In my congratulatory message to a dear young couple celebrating their wedding anniversary, I interjected – keep your humor, for love thrives in humor.

What exactly is humor? Among many of Merriam Webster’s definitions of humor are:

“That quality which appeals to a sense of the ludicrous or absurdly incongruous.”
“The mental faculty of discovering, expressing, or appreciating the ludicrous or absurdly incongruous: the ability to be funny or to be amused by things that are funny.”

From your own life experiences, how would you characterize humor?

My take on humor: It is the ability to find light where it’s dreary; to seek lightheartedness over dark oppression; to turn the dangerously serious to a calming peace; to laugh at the right time without harm to others; to laugh at oneself not from embarrassment but from sheer good nature; to bring out what’s funny without insult or ridicule; to genuinely smile when all else looks glum; to find the beautiful behind the ugly and pull out what is decent and pure.
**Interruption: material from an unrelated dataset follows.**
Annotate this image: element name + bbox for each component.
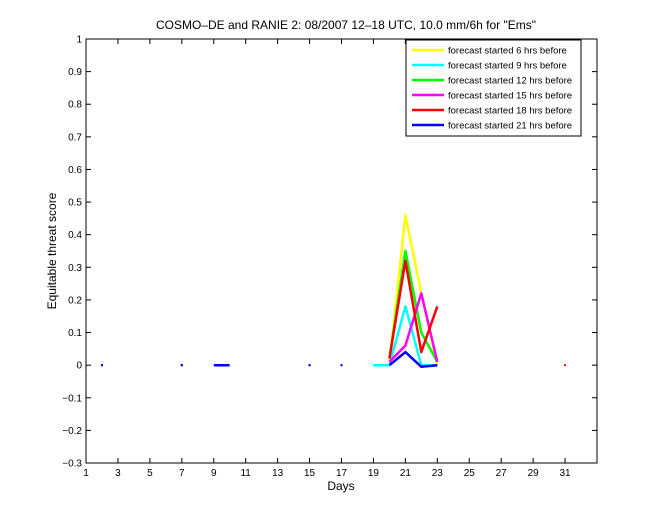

You don’t need a bag of tricks to show humor, nor a book of jokes to study for entertaining others. Sometimes, you don’t need to point to the very obvious to elicit a laugh, but to unveil what is delightful and unobtrusive to bring pleasure. Humor can be subtle. It doesn’t have to ring loud bells like a corny joke – although that can be all right, too. A humorous comment may not earn a raucous guffaw or a cowboy slap on the lap, but a mere smile or an acknowledging nod. But surely, that comment must have added cheer to the atmosphere.

The recipient of humor is as integral as the giver. When I hinted to the couple in my wedding anniversary message that “love thrives in humor” – I meant that the initiator of the humor is happy when humor is received well. So, in a relationship where details and circumstances of each day can test patience and tolerance, and human tendencies seek to self-gratify, the gift of humor can clear up the webs that obstruct understanding. You mulch on the petty as well as resolute stuff and clear the path where love thrives and endures.

Humor comes from wit, and wit comes from wisdom. It is a gift that anyone can have, to instill in one’s disposition like an automatic mechanism that flies off its handle especially when most needed, like sunshine for the rainy days. It is the comical moments of life that add delight to the days and sparkles to the memories.